“Cluley’s prose is as stark as his setting, his haunting imagery sparkling like sunlight on ice.”
The debut volume from Spectral Press’s new Theatrum Mundi imprint is an atmospheric piece of dark fiction from Ray Cluley. Within The Wind, Beneath The Snow tells the story of Gjerta Jørgensen, first female member of the Slædepatruljen Sirius dogsled team which patrols northern Greenland. The narrative alternates between two different periods of Gjerta’s life. The main story concerns Gjerta’s patrol with her companion Søren and life on the ice with their huskies; scenes told in flashback tell of her childhood living with her father in the forest, where the ‘darkteeth’ reside. These flashback scenes reveal the demons Gjerta is running from, but even as far north as she has travelled, it might not be far enough…

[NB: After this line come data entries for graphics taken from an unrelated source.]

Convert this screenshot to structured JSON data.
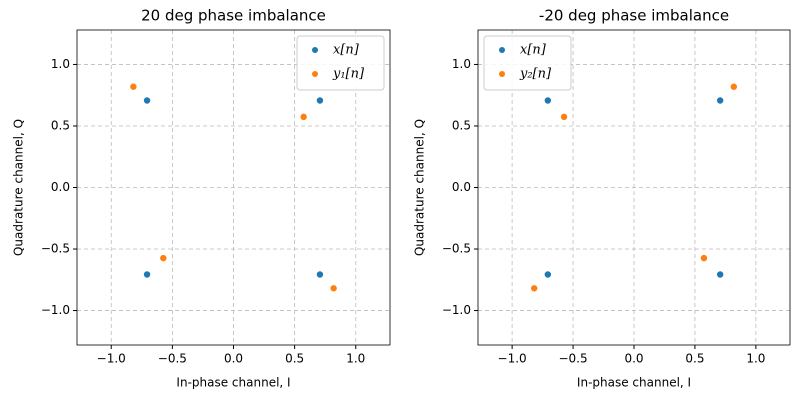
{
  "chart_data": [
    {
      "type": "scatter",
      "title": "20 deg phase imbalance",
      "xlabel": "In-phase channel, I",
      "ylabel": "Quadrature channel, Q",
      "xlim": [
        -1.28,
        1.28
      ],
      "ylim": [
        -1.28,
        1.28
      ],
      "xticks": [
        {
          "value": -1.0,
          "label": "−1.0"
        },
        {
          "value": -0.5,
          "label": "−0.5"
        },
        {
          "value": 0.0,
          "label": "0.0"
        },
        {
          "value": 0.5,
          "label": "0.5"
        },
        {
          "value": 1.0,
          "label": "1.0"
        }
      ],
      "yticks": [
        {
          "value": -1.0,
          "label": "−1.0"
        },
        {
          "value": -0.5,
          "label": "−0.5"
        },
        {
          "value": 0.0,
          "label": "0.0"
        },
        {
          "value": 0.5,
          "label": "0.5"
        },
        {
          "value": 1.0,
          "label": "1.0"
        }
      ],
      "grid": true,
      "legend": "upper right",
      "series": [
        {
          "name": "x[n]",
          "color": "#1f77b4",
          "x": [
            -0.707,
            0.707,
            -0.707,
            0.707
          ],
          "values": [
            0.707,
            0.707,
            -0.707,
            -0.707
          ]
        },
        {
          "name": "y₁[n]",
          "color": "#ff7f0e",
          "x": [
            -0.819,
            0.574,
            -0.574,
            0.819
          ],
          "values": [
            0.819,
            0.574,
            -0.574,
            -0.819
          ]
        }
      ]
    },
    {
      "type": "scatter",
      "title": "-20 deg phase imbalance",
      "xlabel": "In-phase channel, I",
      "ylabel": "Quadrature channel, Q",
      "xlim": [
        -1.28,
        1.28
      ],
      "ylim": [
        -1.28,
        1.28
      ],
      "xticks": [
        {
          "value": -1.0,
          "label": "−1.0"
        },
        {
          "value": -0.5,
          "label": "−0.5"
        },
        {
          "value": 0.0,
          "label": "0.0"
        },
        {
          "value": 0.5,
          "label": "0.5"
        },
        {
          "value": 1.0,
          "label": "1.0"
        }
      ],
      "yticks": [
        {
          "value": -1.0,
          "label": "−1.0"
        },
        {
          "value": -0.5,
          "label": "−0.5"
        },
        {
          "value": 0.0,
          "label": "0.0"
        },
        {
          "value": 0.5,
          "label": "0.5"
        },
        {
          "value": 1.0,
          "label": "1.0"
        }
      ],
      "grid": true,
      "legend": "upper left",
      "series": [
        {
          "name": "x[n]",
          "color": "#1f77b4",
          "x": [
            -0.707,
            0.707,
            -0.707,
            0.707
          ],
          "values": [
            0.707,
            0.707,
            -0.707,
            -0.707
          ]
        },
        {
          "name": "y₂[n]",
          "color": "#ff7f0e",
          "x": [
            -0.574,
            0.819,
            -0.819,
            0.574
          ],
          "values": [
            0.574,
            0.819,
            -0.819,
            -0.574
          ]
        }
      ]
    }
  ]
}
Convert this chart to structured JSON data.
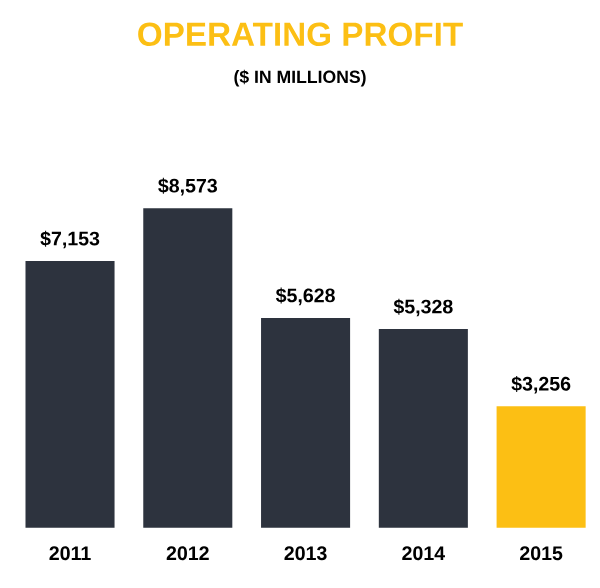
{
  "chart_data": {
    "type": "bar",
    "title": "OPERATING PROFIT",
    "subtitle": "($ IN MILLIONS)",
    "categories": [
      "2011",
      "2012",
      "2013",
      "2014",
      "2015"
    ],
    "values": [
      7153,
      8573,
      5628,
      5328,
      3256
    ],
    "value_labels": [
      "$7,153",
      "$8,573",
      "$5,628",
      "$5,328",
      "$3,256"
    ],
    "colors": [
      "#2d333e",
      "#2d333e",
      "#2d333e",
      "#2d333e",
      "#fcbf14"
    ]
  }
}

Saying more about the plot would ruin some of the surprises Cluley has in store for the reader, but what can safely be talked about is the wonderful atmosphere of the novella. In part this is because Within The Wind, Beneath The Snow comes across as being meticulously researched, without overloading the reader with extraneous details. Every little detail of life on the arctic ice is there to build the sense of haunted isolation, from the chill beauty of the Northern Lights above to the grim reality of Gjerta and Søren having to shoot injured huskies who can no longer pull the sleigh. There’s a constant sense of isolation from the normal concerns of humanity, and in both strands of the narrative the fact that Gjerta comes across empty human dwellings only highlights this. There’s little other life on the ice other than the polar bears, a threat more glimpsed than seen; in Cluley’s hands they seem a stark and primal symbol of death rather than mere animals
And it’s death that stalks the narrative; both the threat and reality of death are a constant in Gjerta’s life. Death is what caused Gjerta to flee her childhood and home, but death is also what she flees to. The climax of the story dovetails her past and present narratives assuredly and with superbly handled ambiguity; the reality of what the ending means is something the reader glimpses through the shifting flakes of a snowstorm and will have to interpret themselves.

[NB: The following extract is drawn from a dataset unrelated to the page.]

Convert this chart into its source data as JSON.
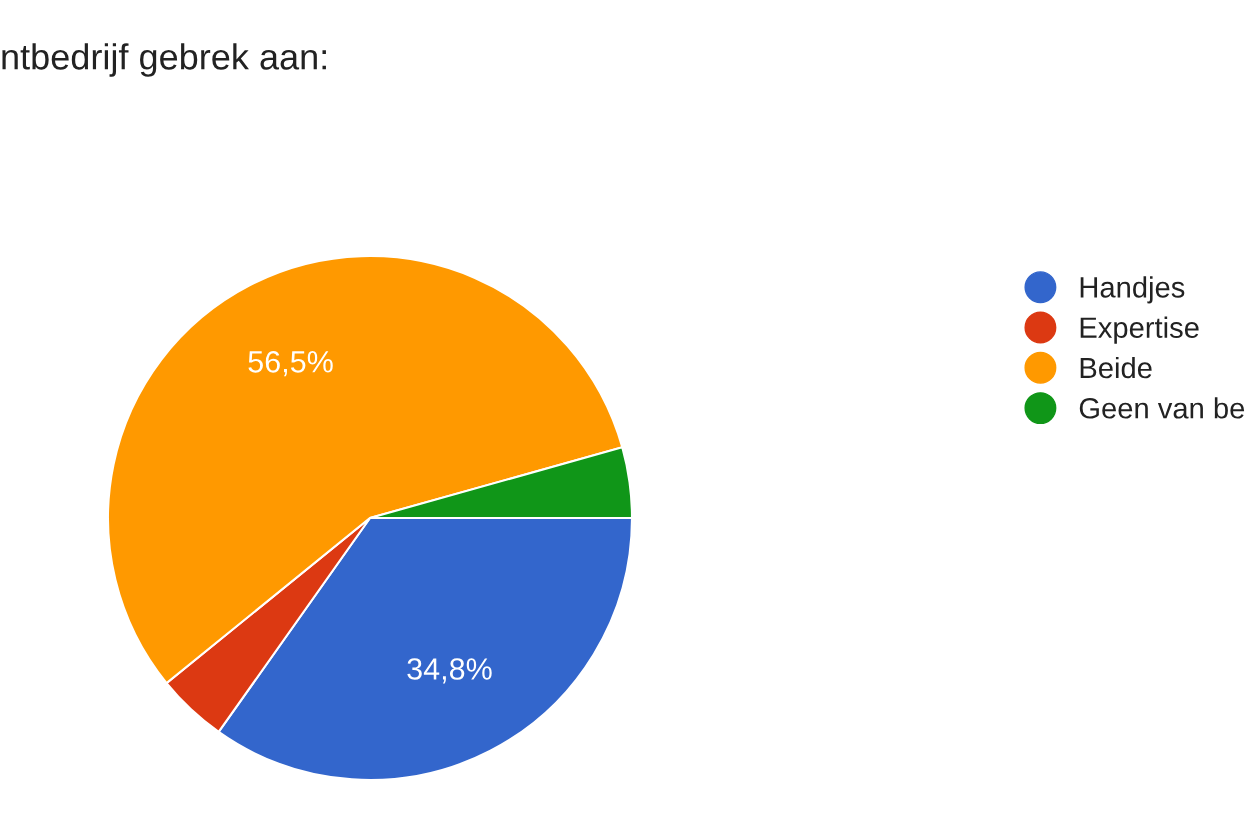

Within The Wind, Beneath The Snow is tightly written. Cluley’s prose is as stark as his setting, his haunting imagery sparkling like sunlight on ice. There is only a limited cast, consisting of Gjerta, Søren, and Gjerta’s father and mother, but all are strongly drawn. The novella format means there are no tangents pursued, no sub-plots to break the frozen mood.
As a bonus, the book contains some extra stories, all suitable wintry in tone. All of these are well worth reading and make the purchase of Within The Wind, Beneath The Snow even more essential. In particular the story ‘Turtledove’ is a powerful and tragic Christmas story that ranks up there with the best this talented author has written.
Within The Wind, Beneath The Snow is a classic piece of arctic horror to rank alongside Dan Simmons’ The Terror and Michel Paver’s fantastic Dark Matter. A brilliant start for the Theatrum Mundi imprint and another home-run from Cluley.